E il Pd prenderà finalmente una chiara posizione, anche contro gli interessi che, subdolamente con dichiarazioni equivoche, molti settentrionali a cominciare da Stefano Bonaccini a Piero Fassino a Giuseppe Sala perseguono? E i Cinque Stelle, al di là di una posizione espressa contro, proporranno forme di lotta che facciano capire che si è superato ogni limite tollerabile?

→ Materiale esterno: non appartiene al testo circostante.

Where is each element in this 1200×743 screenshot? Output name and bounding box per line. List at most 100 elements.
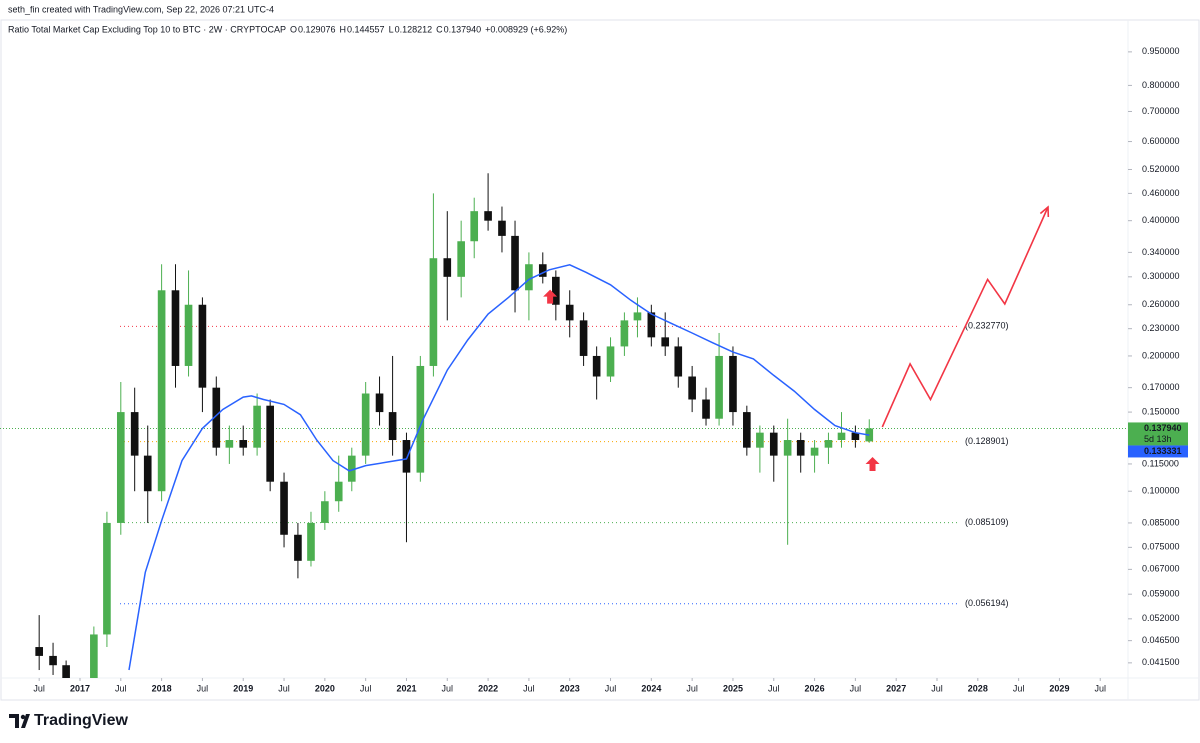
candle-body xyxy=(565,304,574,321)
level-label: (0.056194) xyxy=(965,598,1009,608)
x-tick-label: 2025 xyxy=(723,683,743,693)
candle-body xyxy=(443,258,452,277)
projection-arrowhead xyxy=(1039,205,1050,218)
candle-body xyxy=(294,534,302,561)
candle-body xyxy=(307,522,315,561)
ohlc-key: O xyxy=(290,24,297,34)
candle-body xyxy=(157,290,166,492)
candle-body xyxy=(62,665,70,678)
candle-body xyxy=(321,501,329,523)
y-tick-label: 0.041500 xyxy=(1142,657,1180,667)
footer-logo: TradingView xyxy=(9,712,129,729)
x-tick-label: 2024 xyxy=(641,683,661,693)
y-tick-label: 0.170000 xyxy=(1142,382,1180,392)
candle-body xyxy=(103,522,111,635)
candle-body xyxy=(457,241,465,277)
x-tick-label: Jul xyxy=(442,683,454,693)
candle-body xyxy=(606,346,615,377)
candle-body xyxy=(347,455,356,482)
candle-body xyxy=(35,647,43,656)
price-tag-label: 0.133331 xyxy=(1144,446,1182,456)
y-tick-label: 0.100000 xyxy=(1142,486,1180,496)
y-tick-label: 0.052000 xyxy=(1142,613,1180,623)
x-tick-label: 2021 xyxy=(396,683,416,693)
candle-body xyxy=(280,481,288,535)
x-tick-label: Jul xyxy=(278,683,290,693)
candle-body xyxy=(402,440,411,473)
candle-body xyxy=(647,312,656,338)
y-tick-label: 0.115000 xyxy=(1142,458,1179,468)
candle-body xyxy=(198,304,207,388)
brand: TradingView xyxy=(34,712,129,729)
candle-body xyxy=(552,276,560,305)
candle-body xyxy=(429,258,438,366)
candle-body xyxy=(743,412,751,448)
y-tick-label: 0.046500 xyxy=(1142,635,1180,645)
candle-body xyxy=(143,455,152,492)
candle-body xyxy=(116,412,125,523)
x-tick-label: Jul xyxy=(1013,683,1025,693)
candle-body xyxy=(837,432,846,441)
price-tag-countdown: 5d 13h xyxy=(1144,434,1172,444)
level-label: (0.085109) xyxy=(965,517,1009,527)
price-tag xyxy=(1128,422,1188,446)
y-tick-label: 0.067000 xyxy=(1142,564,1180,574)
level-label: (0.232770) xyxy=(965,321,1009,331)
candle-body xyxy=(756,432,764,448)
y-tick-label: 0.460000 xyxy=(1142,188,1180,198)
chart-frame xyxy=(0,19,1200,701)
candle-body xyxy=(688,376,696,400)
x-tick-label: 2027 xyxy=(886,683,906,693)
x-tick-label: Jul xyxy=(931,683,943,693)
candle-body xyxy=(633,312,642,321)
candle-body xyxy=(511,235,519,291)
x-tick-label: Jul xyxy=(605,683,617,693)
legend: Ratio Total Market Cap Excluding Top 10 … xyxy=(8,24,567,34)
x-tick-label: Jul xyxy=(768,683,780,693)
candle-body xyxy=(266,405,274,482)
y-tick-label: 0.230000 xyxy=(1142,323,1180,333)
x-tick-label: Jul xyxy=(850,683,862,693)
candle-body xyxy=(498,220,506,236)
price-tag-label: 0.137940 xyxy=(1144,423,1182,433)
x-tick-label: 2022 xyxy=(478,683,498,693)
candle-body xyxy=(674,346,683,377)
candle-body xyxy=(769,432,778,456)
ohlc-key: L xyxy=(389,24,394,34)
candle-body xyxy=(171,290,180,366)
y-tick-label: 0.300000 xyxy=(1142,271,1180,281)
x-tick-label: 2020 xyxy=(315,683,335,693)
price-tag xyxy=(1128,445,1188,458)
y-tick-label: 0.059000 xyxy=(1142,589,1180,599)
x-tick-label: Jul xyxy=(1094,683,1106,693)
x-tick-label: Jul xyxy=(197,683,209,693)
candle-body xyxy=(388,412,397,441)
candle-body xyxy=(184,304,193,366)
y-tick-label: 0.520000 xyxy=(1142,164,1180,174)
candle-body xyxy=(661,337,670,347)
candle-body xyxy=(579,320,588,356)
candle-body xyxy=(824,440,833,448)
logo-dot xyxy=(20,714,26,720)
candle-body xyxy=(49,655,57,666)
x-tick-label: 2023 xyxy=(560,683,580,693)
plot: (0.232770) (0.128901) (0.085109) (0.056194) xyxy=(0,173,1128,678)
y-tick-label: 0.200000 xyxy=(1142,350,1180,360)
candle-body xyxy=(361,393,370,456)
candle-body xyxy=(484,211,492,221)
change: +0.008929 (+6.92%) xyxy=(485,24,567,34)
candle-body xyxy=(620,320,629,347)
ohlc-value: 0.129076 xyxy=(298,24,336,34)
x-tick-label: Jul xyxy=(360,683,372,693)
candle-body xyxy=(470,211,479,242)
y-tick-label: 0.600000 xyxy=(1142,136,1180,146)
candle-body xyxy=(715,355,723,419)
credit: seth_fin created with TradingView.com, S… xyxy=(8,4,274,14)
ohlc-key: H xyxy=(340,24,347,34)
x-tick-label: 2018 xyxy=(152,683,172,693)
legend-title: Ratio Total Market Cap Excluding Top 10 … xyxy=(8,24,286,34)
y-tick-label: 0.260000 xyxy=(1142,299,1180,309)
candle-body xyxy=(729,355,737,413)
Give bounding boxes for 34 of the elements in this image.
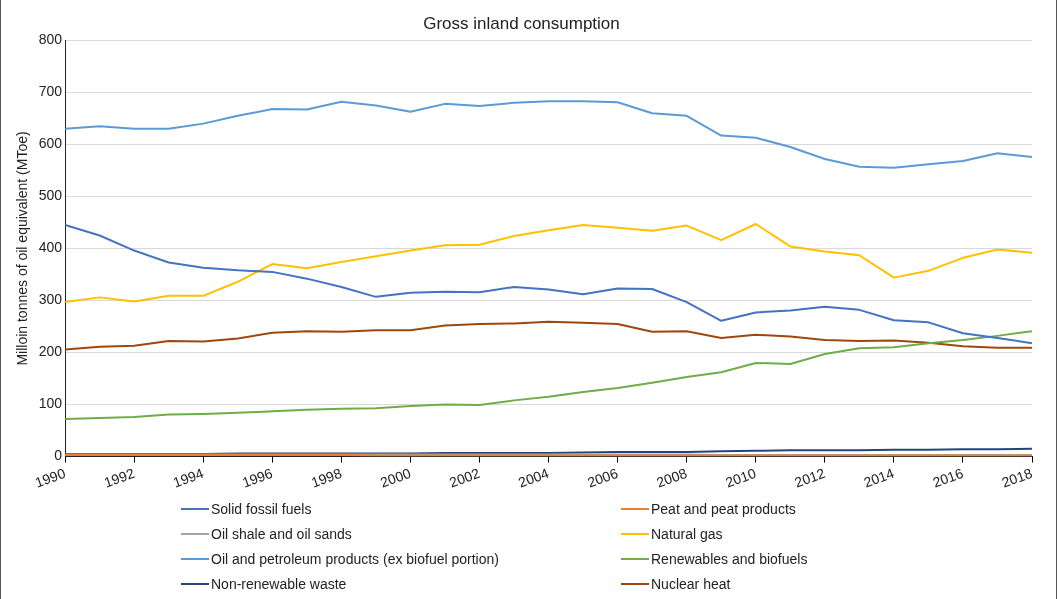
x-tick-label: 2014 [861, 464, 897, 491]
x-tick-label: 2002 [447, 464, 483, 491]
y-tick-label: 600 [38, 135, 63, 152]
x-tick-label: 2004 [516, 464, 552, 491]
y-tick-label: 0 [54, 447, 63, 464]
y-tick-label: 800 [38, 31, 63, 48]
x-tick-label: 1994 [170, 464, 206, 491]
x-tick-label: 1996 [239, 464, 275, 491]
y-tick-label: 100 [38, 395, 63, 412]
x-tick-label: 2010 [723, 464, 759, 491]
legend-label: Natural gas [651, 525, 723, 542]
x-tick-label: 2000 [378, 464, 413, 491]
legend-label: Renewables and biofuels [651, 550, 808, 567]
y-axis-title: Milloin tonnes of oil equivalent (MToe) [14, 131, 31, 366]
legend-label: Peat and peat products [651, 500, 796, 517]
x-tick-label: 1992 [101, 464, 137, 491]
x-tick-label: 1998 [309, 464, 344, 491]
y-tick-label: 500 [38, 187, 63, 204]
legend-label: Solid fossil fuels [211, 500, 312, 517]
legend-label: Oil shale and oil sands [211, 525, 352, 542]
legend-label: Non-renewable waste [211, 575, 347, 592]
chart-title: Gross inland consumption [423, 13, 620, 33]
x-tick-label: 1990 [32, 464, 68, 491]
x-tick-label: 2016 [930, 464, 966, 491]
y-tick-label: 300 [38, 291, 63, 308]
y-tick-label: 700 [38, 83, 63, 100]
legend-label: Nuclear heat [651, 575, 731, 592]
y-tick-label: 400 [38, 239, 63, 256]
y-tick-label: 200 [38, 343, 63, 360]
x-tick-label: 2008 [654, 464, 690, 491]
x-tick-label: 2012 [792, 464, 828, 491]
legend-label: Oil and petroleum products (ex biofuel portion) [211, 550, 499, 567]
x-tick-label: 2018 [999, 464, 1035, 491]
x-tick-label: 2006 [585, 464, 621, 491]
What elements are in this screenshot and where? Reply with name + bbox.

SERVE URGENTEMENTE LA MORAL SUASION DEL QUIRINALE

Mentre sarebbe opportuno che la Presidenza della Repubblica, come è accaduto in tanti casi delicati, utilizzasse la propria moral suasion per impedire che un progetto di secessione, camuffata da efficientismo istituzionale, possa essere completato.

Il passaggio è tra i più complicati che il Paese abbia attraversato negli ultimi anni. La presenza di un presidente del Consiglio, capo di un Partito che crede nella unità nazionale, dovrebbe essere una garanzia di freno all’esaltazione incontrollata di una forza senza alcuna visione e alcun senso dell’interesse nazionale, che pensa di potersi salvare tagliando lo stivale e facendolo affondare in solitudine.

Tranne, poi, recuperarlo quando, con le dichiarazioni del presidente Bonomi, si ritiene che questa parte debba essere la batteria del Paese, oltre che fornire materiale umano, pronto all’emigrazione, per il sistema industriale del Nord. Riusciremo a fermarci o invece metteremo in moto una slavina che potrà trasformarsi in una valanga che potrà travolgere l’unità del Paese?